I gave him two options — nuke it and pave it back to the original operating system, or do nothing and have him sort it out. He was unhappy with both options (he chose the latter). Because when it comes to beta software, you roll the dice, you take your chances. Beta operating system software, especially.

I don't think he had a backup, either, which was just beyond stupid. There is absolutely no excuse to jeopardize your data simply because you're interested in and anxious to install a public beta.

So I'm cognizant of the psychic pain that people who support Mac users feel about this. And there is some merit in reminding people about the risks they run by installing software like this (and giving them tips to avoid problems). After all, Apple's supposedly opened a million slots for the public beta — that's a lot of potential users to have to worry about.
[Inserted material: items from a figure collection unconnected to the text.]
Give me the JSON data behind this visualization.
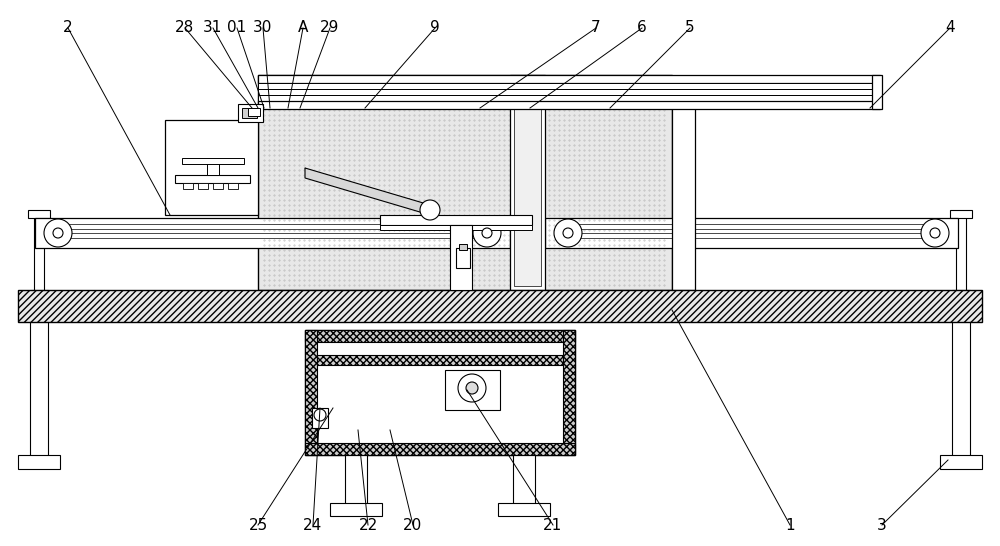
{
  "bg_color": "#ffffff",
  "line_color": "#000000",
  "label_data": [
    [
      "2",
      170,
      215,
      68,
      28
    ],
    [
      "28",
      252,
      108,
      185,
      28
    ],
    [
      "31",
      258,
      108,
      213,
      28
    ],
    [
      "01",
      264,
      108,
      237,
      28
    ],
    [
      "30",
      270,
      108,
      263,
      28
    ],
    [
      "A",
      288,
      108,
      303,
      28
    ],
    [
      "29",
      300,
      108,
      330,
      28
    ],
    [
      "9",
      365,
      108,
      435,
      28
    ],
    [
      "7",
      480,
      108,
      596,
      28
    ],
    [
      "6",
      530,
      108,
      642,
      28
    ],
    [
      "5",
      610,
      108,
      690,
      28
    ],
    [
      "4",
      870,
      108,
      950,
      28
    ],
    [
      "25",
      333,
      408,
      258,
      525
    ],
    [
      "24",
      320,
      408,
      313,
      525
    ],
    [
      "22",
      358,
      430,
      368,
      525
    ],
    [
      "20",
      390,
      430,
      413,
      525
    ],
    [
      "21",
      467,
      390,
      553,
      525
    ],
    [
      "1",
      672,
      310,
      790,
      525
    ],
    [
      "3",
      948,
      460,
      882,
      525
    ]
  ]
}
But it hasn't gone to general release. And the million slots are people who are asking for the software and are, presumably, aware of the risks of installing a pre-release version of OS X. And even if they're not, they're pretty much on their own until it gets released, as far as really proactive support from Apple (and its duly appointed representatives) is concerned.

But here's the thing: In retrospect, Mavericks' rollout was sort of a mess last fall. It's taken until just recently — 10.9.4's release — for Mavericks to stabilize really well. And even so, Mavericks Mail is still brutal for many people who depend on Gmail and some other e-mail services, and things like SMB support for cross-platform file sharing isn't as ironed-out as we'd have hoped. There are other lingering issues that I presume Apple will get to in due course.

Mavericks didn't go through a public beta like Yosemite is. Maybe if it had, some of these issues would have been ironed out sooner. That's all I'm saying.